このケースには後日談があり、要介護度が判明する一週間くらい前に、区役所の介護保険担当員から病院に電話があり、「この方の要介護度は3です。認定審査会の意見ではこんな重症を介護施設に入れるのはおかしい、一般病院に入れるべきである。介護療養型医療施設に入院することができるのなら、介護度は3でよいということになりました」と伝えてきた。この電話を聞いた病院側は釈然としなかった。
要介護度は認定審査会における二次判定の結果を被保険者に通知することによって、知り得るのではないだろうか、これまでに一度も事前に要介護度を通知してきたことなどないのに今回は何故だろうか、認定審査会の合議内容は非公開ではないのか、利用者が医療可能な介護施設を希望していれば、受け入れは当然ではないのか、また介護療養型医療施設は重医療と重介護を兼ねた利用者を受け入れることに社会的意義があり、自院の能力をこえた医療が必要な状態であれば他の医療施設に移送するなど、利用者の側にたったサービスを基本として運営されているはずである。さらに介護認定審査会では利用者のサービス選択に関して意見を述べることができ、サービス事業者は意見を尊重しなければならないとされているが、それによって介護度を変更することは有り得ないことである。
疑問に答えてもらうために某日、区役所を訪ねたが、担当者不在として答えを得ることができなかった。知りえたことは件の審査会は四人で開催され、一人の開業医と三人の非医師であったということである。意見は割れたが医師の強い意見と剣幕に押されて三人は黙ってしまい、介護度3になったということであった。病院側としては介護度を問題にしているのではなく、予め介護度を知らせたり、介護療養型医療施設の入院なら3でよいという認識を問いたかったのだが。

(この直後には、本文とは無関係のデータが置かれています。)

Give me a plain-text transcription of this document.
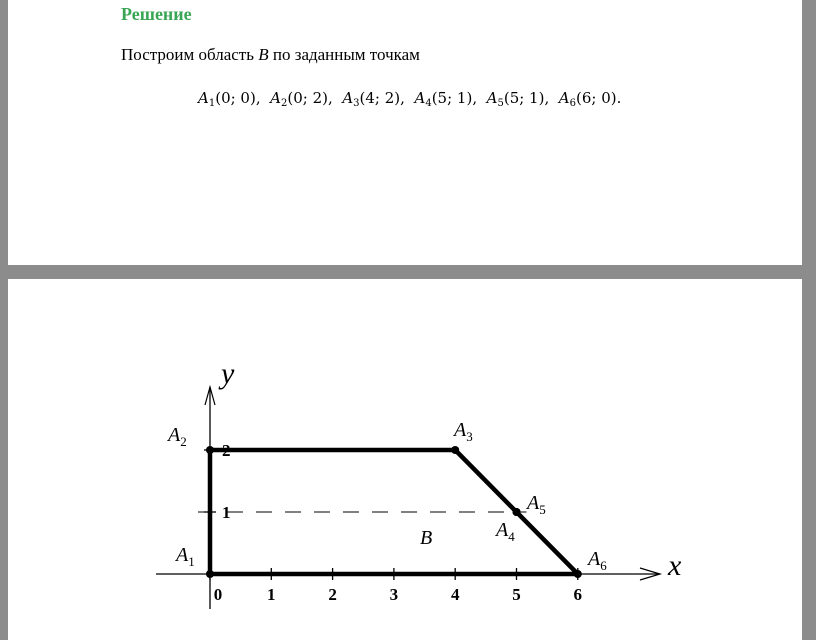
Решение
Построим область B по заданным точкам
$A_1(0$; 0),  $A_2(0$; 2),  $A_3(4$; 2),  $A_4(5$; 1),  $A_5(5$; 1),  $A_6(6$; 0).
0	1	2	3	4	5	6
1
2
x
y
B
$A_1$
$A_2$
$A_3$
$A_4$
$A_5$
$A_6$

常々感じることではあるが、介護療養型医療施設の存在が社会全体に認知されていないもどかしさ、さらに医療の世界に身を置く一般病院や開業医の医師、看護師を始めとする各職種の方たちでも、十分に介護療養型医療施設を理解していない現実を、どうすればいいのか。介護療養型医療施設にいる私たちのこれまでの努力不足も指摘されるべきだし、また社会的に認知されるためには一部の施設だけではなく、全体として施設のグレードを上げていくことが必要であり、そのためには組織的な対応も必須であると考える。ちなみにこの患者様は、早期理学療法の甲斐あり徐々に改善、多少の跛行を残して身の回りのことは自立され、十ヶ月後に老健施設に移られた。